Logic Blocks
logic blocks are the core building blocks of every Dale application. Each block represents a self-contained unit of logic that can receive inputs, maintain state, and produce outputs.
What is a Logic Block?
A logic block is an actor — an independent unit of computation that:
- Has its own internal state
- Processes messages asynchronously, one at a time
- Communicates with other blocks through message passing
- Runs concurrently with other blocks without shared mutable state
In C#, a logic block is defined as a class that extends LogicBlockBase.
Creating a Logic Block
A minimal logic block looks like this:
[LogicBlockInfo("My Block", "settings-line")]
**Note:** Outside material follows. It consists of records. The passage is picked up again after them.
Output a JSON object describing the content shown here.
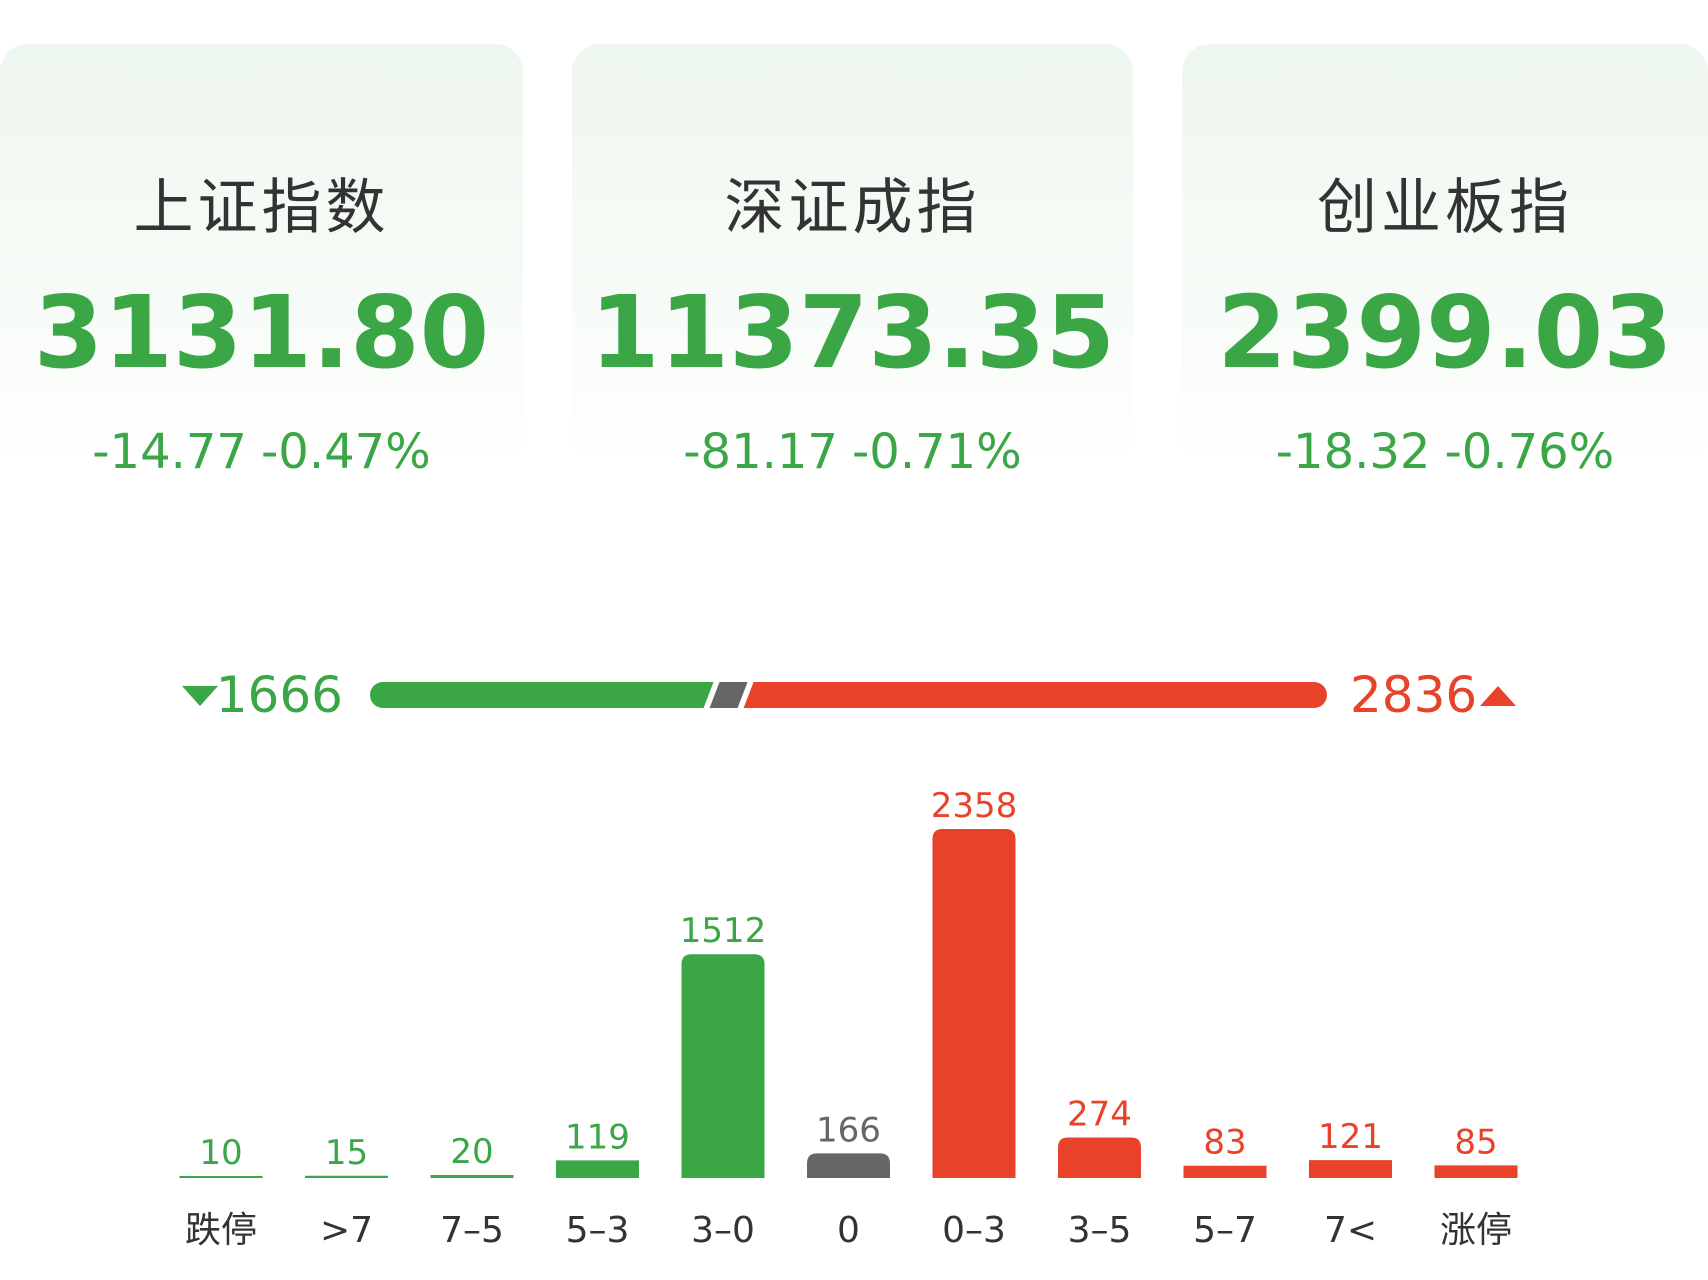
{
  "indices": [
    {
      "name": "上证指数",
      "value": "3131.80",
      "change": "-14.77",
      "pct": "-0.47%"
    },
    {
      "name": "深证成指",
      "value": "11373.35",
      "change": "-81.17",
      "pct": "-0.71%"
    },
    {
      "name": "创业板指",
      "value": "2399.03",
      "change": "-18.32",
      "pct": "-0.76%"
    }
  ],
  "breadth": {
    "down": 1666,
    "up": 2836
  },
  "chart_data": {
    "type": "bar",
    "categories": [
      "跌停",
      ">7",
      "7–5",
      "5–3",
      "3–0",
      "0",
      "0–3",
      "3–5",
      "5–7",
      "7<",
      "涨停"
    ],
    "values": [
      10,
      15,
      20,
      119,
      1512,
      166,
      2358,
      274,
      83,
      121,
      85
    ],
    "colors": [
      "#3aa646",
      "#3aa646",
      "#3aa646",
      "#3aa646",
      "#3aa646",
      "#666666",
      "#e8432a",
      "#e8432a",
      "#e8432a",
      "#e8432a",
      "#e8432a"
    ]
  }
}
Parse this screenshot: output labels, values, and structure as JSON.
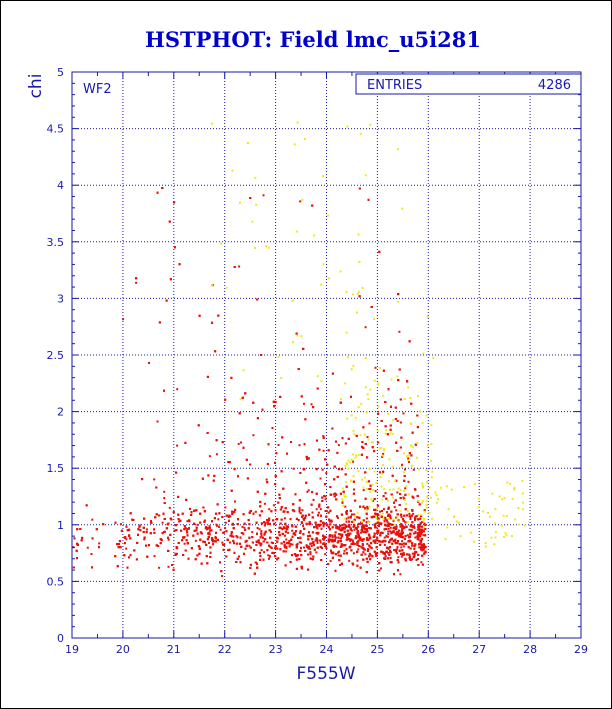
{
  "chart_data": {
    "type": "scatter",
    "title": "HSTPHOT: Field lmc_u5i281",
    "xlabel": "F555W",
    "ylabel": "chi",
    "xlim": [
      19,
      29
    ],
    "ylim": [
      0,
      5
    ],
    "xticks": [
      "19",
      "20",
      "21",
      "22",
      "23",
      "24",
      "25",
      "26",
      "27",
      "28",
      "29"
    ],
    "yticks": [
      "0",
      "0.5",
      "1",
      "1.5",
      "2",
      "2.5",
      "3",
      "3.5",
      "4",
      "4.5",
      "5"
    ],
    "grid": true,
    "grid_style": "dotted",
    "panel_label": "WF2",
    "stats_box": {
      "label": "ENTRIES",
      "value": "4286"
    },
    "series": [
      {
        "color": "#e8110c",
        "approx_count": 4000
      },
      {
        "color": "#f0e81a",
        "approx_count": 286
      }
    ],
    "colors": {
      "axis": "#1a1aa8",
      "grid": "#1a1aa8",
      "title": "#0000cc",
      "red_points": "#e8110c",
      "yellow_points": "#f0e81a"
    }
  }
}
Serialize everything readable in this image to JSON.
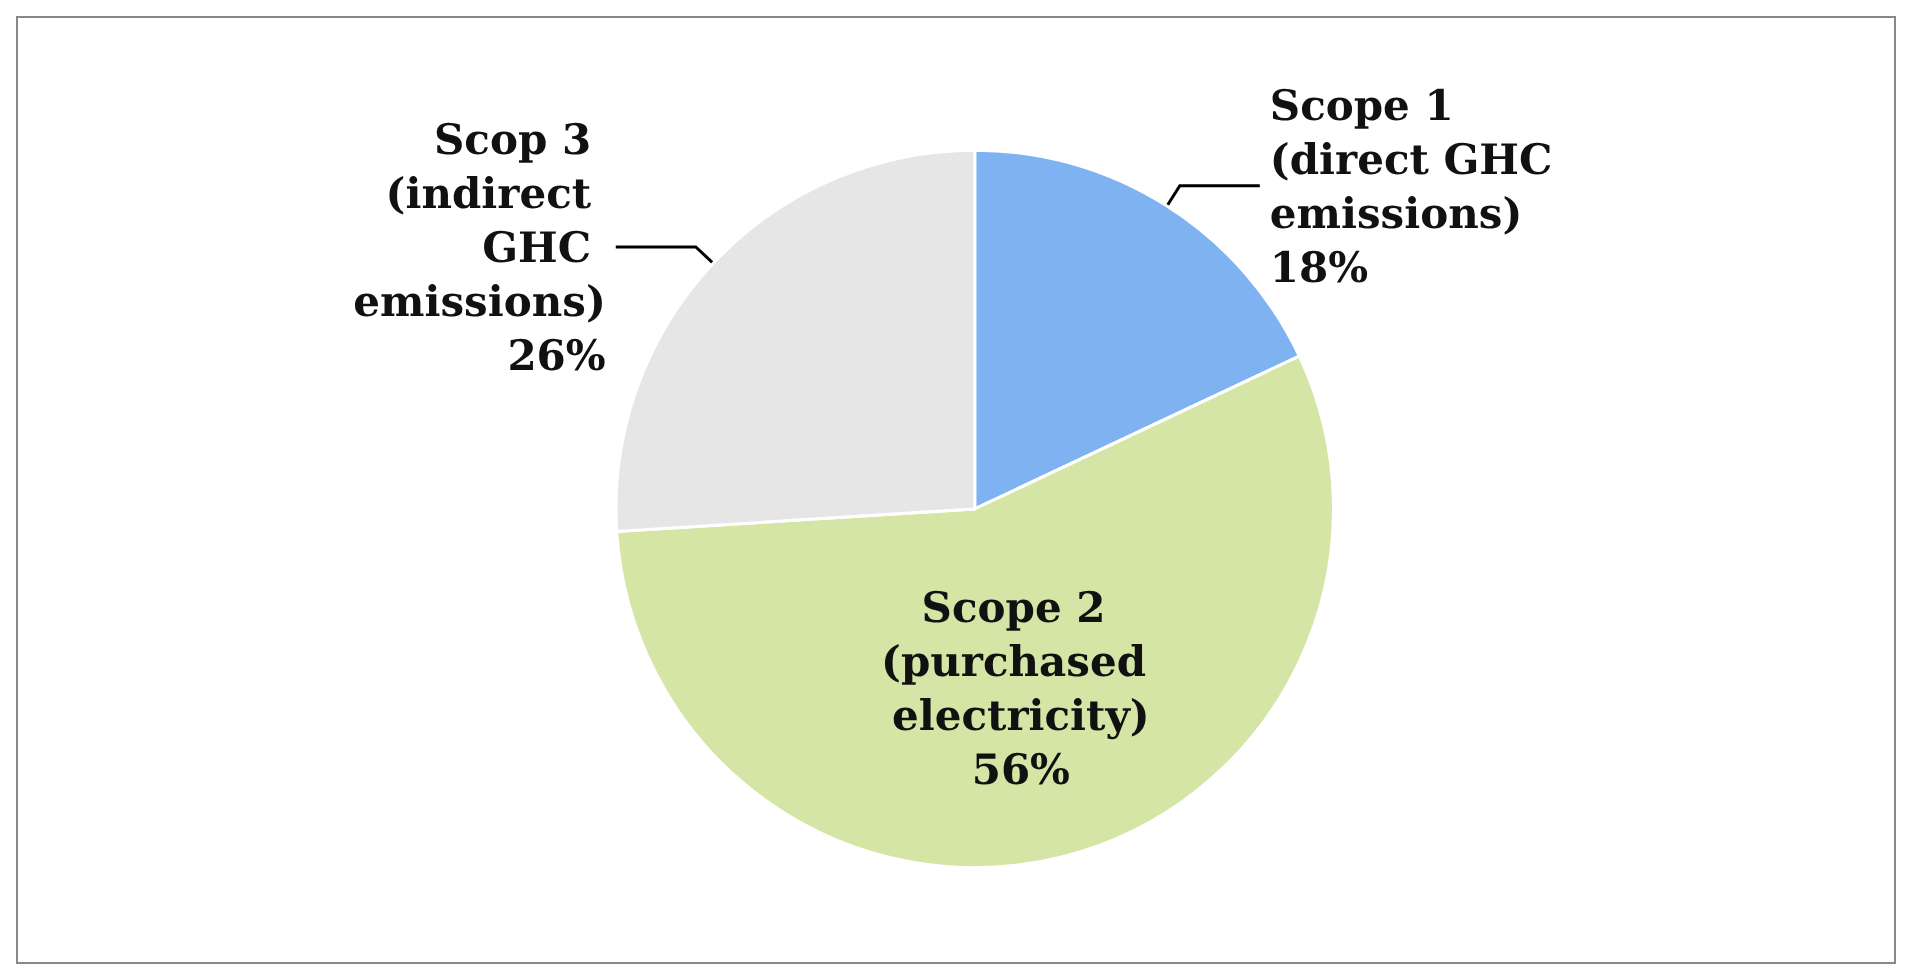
{
  "chart_data": {
    "type": "pie",
    "categories": [
      "Scope 1 (direct GHC emissions)",
      "Scope 2 (purchased electricity)",
      "Scop 3 (indirect GHC emissions)"
    ],
    "values": [
      18,
      56,
      26
    ],
    "value_labels": [
      "18%",
      "56%",
      "26%"
    ],
    "colors": [
      "#7fb2f0",
      "#d5e5a5",
      "#e6e6e6"
    ],
    "legend": false
  }
}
public class MyBlock : LogicBlockBase
{
public MyBlock(ILogger logger) : base(logger) { }
protected override void Ready()
{
// Called when the block is configured and ready to run
}
}The LogicBlockInfo attribute provides metadata used by the Dashboard, and the Ready() method is where you set up your block's runtime behavior.
Lifecycle
logic blocks follow a well-defined lifecycle with three key methods you can override:
| Method | When it runs | Typical use |
|---|---|---|
Starting() | After the block is initialized | One-time setup, opening connections |
Ready() | After configuration is applied and the block is ready to run | Attach event handlers, start processing |
Stopping() | Before the block is removed | Clean up resources, close connections |
Ready() is abstract and must be overridden in every logic block. Starting() and Stopping() are virtual and can be overridden when needed.
[LogicBlockInfo("Sensor Reader", "sensor-line")]
public class SensorReader : LogicBlockBase
{
public SensorReader(ILogger logger) : base(logger) { }
protected override void Starting()
{
Logger.LogInformation("SensorReader is starting up");
}
protected override void Ready()
{
// Set up event handlers and begin processing
}
protected override void Stopping()
{
Logger.LogInformation("SensorReader is shutting down");
}
}LogicBlockInfo Attribute
The [LogicBlockInfo] attribute provides display metadata for the Dashboard. It is optional — if omitted, the class name is used as the display name and a generic icon is shown.
[LogicBlockInfo("My Block", "settings-line")]| Parameter | Description |
|---|---|
defaultName | The display name shown in the Dashboard. Defaults to the class name if omitted. |
icon | A Remixicon name without the ri- prefix (e.g., "battery-2-line", "charging-pile-line"). A generic icon is used if omitted. |
Thread Safety
Because logic blocks are actors, message processing is inherently single-threaded within each block. All property changes and message handling happen inside the actor context automatically.
However, if you need to execute code from an external callback or event (such as an OS event or a timer) back into the actor context, use the synchronization helpers:
// Execute an action inside the actor context
InvokeSynchronized(() =>
{
// Safe to modify state here
MyOutput.Value = newValue;
});
// Execute an action inside the actor context after a delay
InvokeSynchronizedAfter(() =>
{
// This runs on the actor thread after the specified delay
MyOutput.Value = delayedValue;
}, TimeSpan.FromSeconds(5));InvokeSynchronized(Action)queues the action to run on the actor's thread.InvokeSynchronizedAfter(Action, TimeSpan)queues the action to run on the actor's thread after the specified delay.
These methods ensure that state mutations are always safe, even when triggered by external events.
Dependency Injection
logic blocks are resolved through dependency injection. You register them in a class that implements IConfigureServices:
public class DependencyInjection : IConfigureServices
{
public void ConfigureServices(IServiceCollection services)
{
services.AddTransient<MyBlock>();
}
}Key rules:
- logic blocks must be registered as
Transient. The runtime creates a new instance for each block placed in a project. - External services (HTTP clients, database connections, custom services) can be injected through the constructor alongside the required
ILogger.
public class MyBlock : LogicBlockBase
{
private readonly IMyService _myService;
public MyBlock(ILogger logger, IMyService myService) : base(logger)
{
_myService = myService;
}
protected override void Ready()
{
// Use _myService here
}
}Using the Dale CLI
The fastest way to create a new logic block is with the dale CLI:
dale add logicblock MyBlockThis scaffolds a new logic block class with the correct base class, attribute, and lifecycle methods already in place.
For CLI installation and full command reference, see the Installation page.